Les deux agents de Guise se regardèrent. Maurevert était livide. Maineville paraissait calme. Il y eut une minute de silence. Puis Maineville posa sa main sur l’épaule de Maurevert et dit:

– Je te comprends, camarade. Tu veux dire que si nous voulions, au lieu de prévenir notre duc, nous pourrions conquérir deux ou trois de ces sacs. Et alors, nous aurions chacun une fortune à faire envie à d’Épernon lui-même. Mais voyons, si cela était, que ferais-tu de cet or?

Maurevert jeta autour de lui un regard inquiet; il lui avait semblé que la haie venait de s’agiter. Mais sans doute c’était le vent qui bruissait dans les feuilles… car il n’y avait personne. Du moins, il ne vit personne.

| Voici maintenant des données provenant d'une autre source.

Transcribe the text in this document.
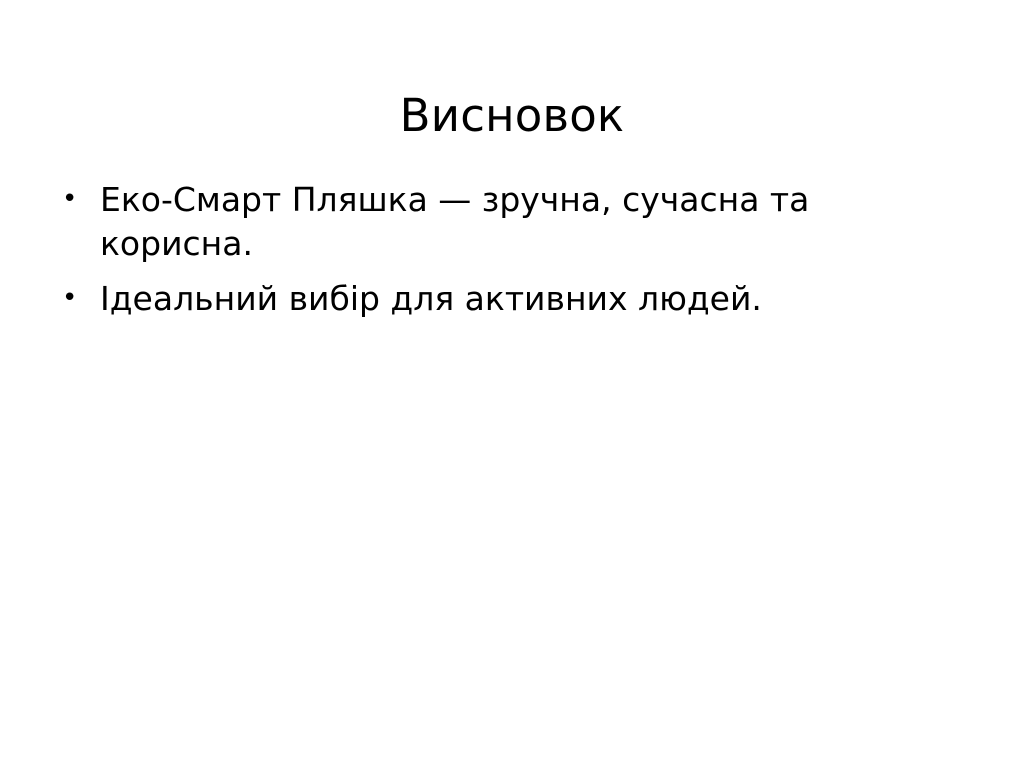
Висновок
• Еко-Смарт Пляшка — зручна, сучасна та корисна.
• Ідеальний вибір для активних людей.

– Ce que je ferais, dit-il alors, je partirais, Maineville! Je commence à me fatiguer de la guerre et des aventures. Et puis j’ai éprouvé l’ingratitude des grands. J’ai servi Charles IX, et Charles IX m’a oublié. J’ai servi Catherine de Médicis et lui ai rendu un de ces services qui sauvent une dynastie. La vieille Médicis m’a laissé gueux comme devant. J’ai servi enfin les Lorrains. Notre grand Henri m’a promis monts et merveilles. Et toujours j’attends que ces promesses sortent du domaine des rêves pour entrer dans celui des réalités. Si j’avais deux cent bonnes mille livres à moi, Maineville, je m’en irais! Où? Je ne sais… mais l’air de Paris ne me vaut rien pour le moment. Je n’ose plus m’y promener par les rues, de crainte d’y rencontrer…

– Quoi donc? fit Maineville.

– Rien: un spectre. Tu ne crois pas aux revenants? J’y crois, moi! J’en ai vu un…

Et Maurevert frissonna comme frissonnaient les feuilles de la haie qui à ce moment s’agitaient de nouveau.

– Des spectres! dit Maineville en haussant les épaules, quand j’en ai rencontré, je m’en suis débarrassé d’un bon coup de dague.

– J’ai essayé! Mais mon spectre à moi a l’âme chevillée au corps. L’autre soir, j’ai mis deux truands à ses trousses…

– Eh bien?

– Eh bien! il a pris les truands chacun sous un de ses bras et les a emportés…

Maurevert passa une main sur son front.

– On dirait que tu as peur! ricana Maineville. Moi, je n’ai peur de rien!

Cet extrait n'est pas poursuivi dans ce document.